Marketing

Your business plan's mission statement will succinctly describe its marketing strategy. This will be expanded in the marketing strategy section (Chapter 11) of your business plan. For now, all you need is a summary.

Marketing involves finding out what a customer wants and supplying it. There are many components of marketing, including market research, analysis, distribution, sales, and customer relations. All operate under the umbrella of marketing and are vital to your business.

Marketing answers a variety of questions for your business, including: What are you selling? Who buys it? Why do they buy? and How can you sell to them? Before you begin your business, you must know the answers to these questions in detail. For now, all you need is a summary of your market.

Your new or growing business plan requires a succinct summary of what it is you are selling. Make sure you know what it is and have developed a list of related products and services that your customers are interested in.

What Are You Selling?

This first question may seem like a no-brainer: What are you selling? However, many new businesses get lost quickly because they don't knowthe answer. For example, a retail bookstore may open, then decide that it wants to sell organic teas. The two product lines are unrelated, the business structures are different, and the customers are not always the same. Either sell books or teas, not both.

Who Buys?

One of the most important questions your business plan answers is: Who are your customers? Who will buy your product or service from you? If you are manufacturing jewelry for wholesale distribution, your customers are retailers. If you are starting a pet-sitting service, your clients are pet owners within a specific geographic region.

In many cases, you are your own typical customer. That is, you have identified a need for a specific business because you are a frustrated buyer who cannot find a needed product or service, so you've decided to start a business supplying it. However, you cannot build a successful business by selling to yourself. You must identify and sell to others who have similar needs.

For now, attempt to summarize who it is you will be selling your defined products and or services to. What is your market? In Chapter 11, you will expand on this topic and thoroughly understand your customers.

Why Do They Buy?

Everything is sold based on a need or want. You buy milk at the store not because the price is low, but because you need it. You purchase a new high-definition television because you want it more than you want the money it costs.
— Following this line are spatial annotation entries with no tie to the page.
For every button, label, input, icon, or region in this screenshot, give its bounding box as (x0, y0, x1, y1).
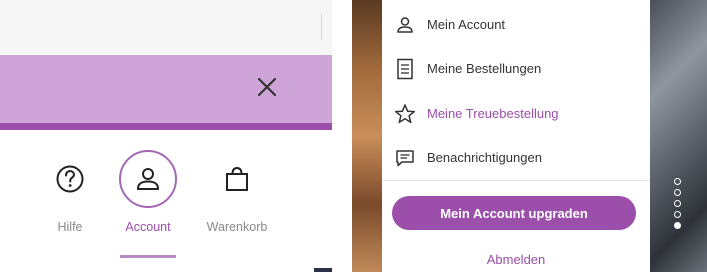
carousel-dot-active[interactable] (674, 222, 681, 229)
carousel-indicators (674, 178, 686, 233)
carousel-dot[interactable] (674, 189, 681, 196)
close-icon[interactable] (254, 74, 280, 100)
nav-label: Account (125, 220, 171, 234)
menu-item-mein-account[interactable]: Mein Account (382, 8, 650, 42)
shopping-bag-icon (208, 150, 266, 208)
carousel-dot[interactable] (674, 178, 681, 185)
upgrade-account-button[interactable]: Mein Account upgraden (392, 196, 636, 230)
menu-item-meine-treuebestellung[interactable]: Meine Treuebestellung (382, 97, 650, 131)
nav-label: Warenkorb (206, 220, 268, 234)
menu-item-label: Benachrichtigungen (427, 150, 542, 165)
carousel-dot[interactable] (674, 211, 681, 218)
menu-item-label: Mein Account (427, 17, 506, 32)
user-icon (394, 13, 416, 37)
nav-item-hilfe[interactable]: Hilfe (31, 150, 109, 255)
nav-item-warenkorb[interactable]: Warenkorb (198, 150, 276, 255)
top-bar (0, 0, 332, 55)
account-dropdown-panel: Mein Account Meine Bestellungen Meine Tr… (352, 0, 707, 272)
divider (321, 14, 322, 40)
carousel-dot[interactable] (674, 200, 681, 207)
active-indicator (120, 255, 176, 258)
nav-item-account[interactable]: Account (109, 150, 187, 258)
document-icon (394, 57, 416, 81)
notification-banner (0, 55, 332, 123)
account-menu: Mein Account Meine Bestellungen Meine Tr… (382, 0, 650, 272)
menu-item-label: Meine Bestellungen (427, 61, 542, 76)
edge-marker (314, 268, 332, 272)
menu-item-label: Meine Treuebestellung (427, 106, 559, 121)
nav-label: Hilfe (57, 220, 83, 234)
help-circle-icon (41, 150, 99, 208)
accent-stripe (0, 123, 332, 130)
bottom-nav: Hilfe Account Warenkorb (0, 130, 332, 272)
mobile-header-panel: Hilfe Account Warenkorb (0, 0, 332, 272)
message-icon (394, 146, 416, 170)
user-icon (119, 150, 177, 208)
menu-item-meine-bestellungen[interactable]: Meine Bestellungen (382, 52, 650, 86)
star-icon (394, 102, 416, 126)
background-photo (352, 0, 382, 272)
menu-divider (382, 180, 650, 181)
logout-link[interactable]: Abmelden (382, 252, 650, 267)
menu-item-benachrichtigungen[interactable]: Benachrichtigungen (382, 141, 650, 175)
To sell your defined products or services to specific customers, you must understand why they buy. Do the majority of your customers buy on need or on want? What factors initiate the need or develop the desire to buy what you sell? How will you satisfy both types of customers? Your business plan must answer these questions. The plan's executive summary will recap customer purchase motivations. For now, simply put yourself in your potential customers’ shoes and consider why they may want to buy from you.

All products and services are designed to solve a specific problem. Before you sell any product or service to another, make sure that you fully understand what explicit problems it solves and for whom. Then you will better understand your market and be able to capitalize on it.

How Can You Sell to Them?

In one room you have sellers with products and services. In another room there are buyers who have related needs and wants. Marketing is the hallway between these rooms. It's the path that sellers and buyers take to meet and transact business. Yes, marketing is a little more complicated than that, but it illustrates the function. Without the hallway, buyers and sellers remain separated. Smart sellers say, “Let's use the hallway to find buyers” or “Let's entice buyers through their senses and they will find us.”

There is more to marketing than simply setting up a store, printing a catalog, or building a website. Much more. At this early stage of your business plan, summarize your ideas for marketing what you sell to those who have an associated need or want.